There was a time, not so long ago, when Mariah Miller couldn’t picture herself graduating from high school.
Or at least, not from the high school she was attending at the time.
When she accepts her diploma June 9 from Venture High School – the Coeur d’Alene School District’s alternative program – she will do so as the school’s Student of the Year, as well as one of the first in her family to graduate.
“I started off at Lake City High School when I was a freshman, and it didn’t really work out for me,” Miller said. “I was, like, the shy type, and the classes there were huge; I couldn’t really talk in class. And I didn’t want to go to school. I actually missed so many days that I got a truancy letter.
“When I was there, I just couldn’t see myself graduating. Not from Lake City.”
Early in her freshman year, Miller transferred.
“I’m a student who just needed a little more help,” she said. “I transferred to Venture after a semester at Lake City, and I’ve been here ever since. It’s been good here. I get more help, and I feel like the staff here cares a little bit more about their students individually.
“I think the fact that this is a much smaller school has given me more focus.”
That bit of extra help, and the comfortable surroundings, have made all the difference, Miller said.
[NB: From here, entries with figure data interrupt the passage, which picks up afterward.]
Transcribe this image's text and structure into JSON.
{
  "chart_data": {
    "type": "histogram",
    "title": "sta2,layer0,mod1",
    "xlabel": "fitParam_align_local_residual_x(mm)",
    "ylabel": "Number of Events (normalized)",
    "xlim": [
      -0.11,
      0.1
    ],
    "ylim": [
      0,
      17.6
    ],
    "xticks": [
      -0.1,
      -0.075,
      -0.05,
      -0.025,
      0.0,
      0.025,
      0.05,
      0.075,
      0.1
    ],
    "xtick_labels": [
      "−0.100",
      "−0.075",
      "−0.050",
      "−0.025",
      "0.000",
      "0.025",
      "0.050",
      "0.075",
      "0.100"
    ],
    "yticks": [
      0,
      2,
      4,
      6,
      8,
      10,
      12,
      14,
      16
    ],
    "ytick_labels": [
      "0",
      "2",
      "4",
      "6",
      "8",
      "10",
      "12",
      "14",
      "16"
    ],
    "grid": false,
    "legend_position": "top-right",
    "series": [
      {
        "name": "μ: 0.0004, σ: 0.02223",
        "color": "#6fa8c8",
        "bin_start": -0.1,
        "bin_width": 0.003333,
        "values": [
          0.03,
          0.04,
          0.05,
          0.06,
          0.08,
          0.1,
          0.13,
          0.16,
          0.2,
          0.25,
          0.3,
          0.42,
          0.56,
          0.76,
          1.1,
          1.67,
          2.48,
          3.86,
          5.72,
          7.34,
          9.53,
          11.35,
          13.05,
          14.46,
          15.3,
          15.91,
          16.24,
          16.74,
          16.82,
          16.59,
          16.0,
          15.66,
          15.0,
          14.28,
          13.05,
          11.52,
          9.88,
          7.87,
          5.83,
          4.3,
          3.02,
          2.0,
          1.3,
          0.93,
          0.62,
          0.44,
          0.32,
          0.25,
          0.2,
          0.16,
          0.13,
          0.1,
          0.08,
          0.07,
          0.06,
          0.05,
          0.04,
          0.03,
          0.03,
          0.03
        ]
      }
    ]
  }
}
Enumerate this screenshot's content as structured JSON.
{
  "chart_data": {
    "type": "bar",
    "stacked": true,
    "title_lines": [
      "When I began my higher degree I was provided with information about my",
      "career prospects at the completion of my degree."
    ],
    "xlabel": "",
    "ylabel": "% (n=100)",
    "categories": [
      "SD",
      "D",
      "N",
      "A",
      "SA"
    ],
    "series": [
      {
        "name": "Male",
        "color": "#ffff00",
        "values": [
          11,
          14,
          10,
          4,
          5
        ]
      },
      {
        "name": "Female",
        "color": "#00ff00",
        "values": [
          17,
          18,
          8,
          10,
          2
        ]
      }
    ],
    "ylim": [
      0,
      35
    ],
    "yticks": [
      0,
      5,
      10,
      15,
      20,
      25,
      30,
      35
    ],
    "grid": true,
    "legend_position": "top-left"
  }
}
It’s been her springboard to scholarship.
“I know a lot of people who think that freshman year, sophomore year, junior year – they don’t really matter,” Miller said. “Now that I’m a senior, I know better. But I got to the last point here.”
The student who didn’t want to go to school, who was tagged for truancy at the start of her high school career, changed dramatically.
In November, Miller was chosen as the school’s student of the month.
“That was pretty much for always being there,” she said. “And for having high grades – a 4.0.”
Her Student of the Year honor came in recognition of those same qualities, and in recognition of a student who has found her own way and her own path.
Miller is happily working on the one final credit she needs to graduate. After that?
“I’m looking into going to a school like Carrington to be a dental assistant,” she said. “I’m not sure how much it’s going to cost to go there or how I’m going to pay for it. But I’m working on figuring all that out.
“It’s exciting knowing what I want to do.”
Miller admits to having a few nerves about graduation. Because, well, even with all the success she’s found at Venture, there’s still that shy thing to deal with.
“I’m going to have a lot of my family there, and they’re very excited for me,” she said. “That makes me nervous. I’m not comfortable with people watching me.”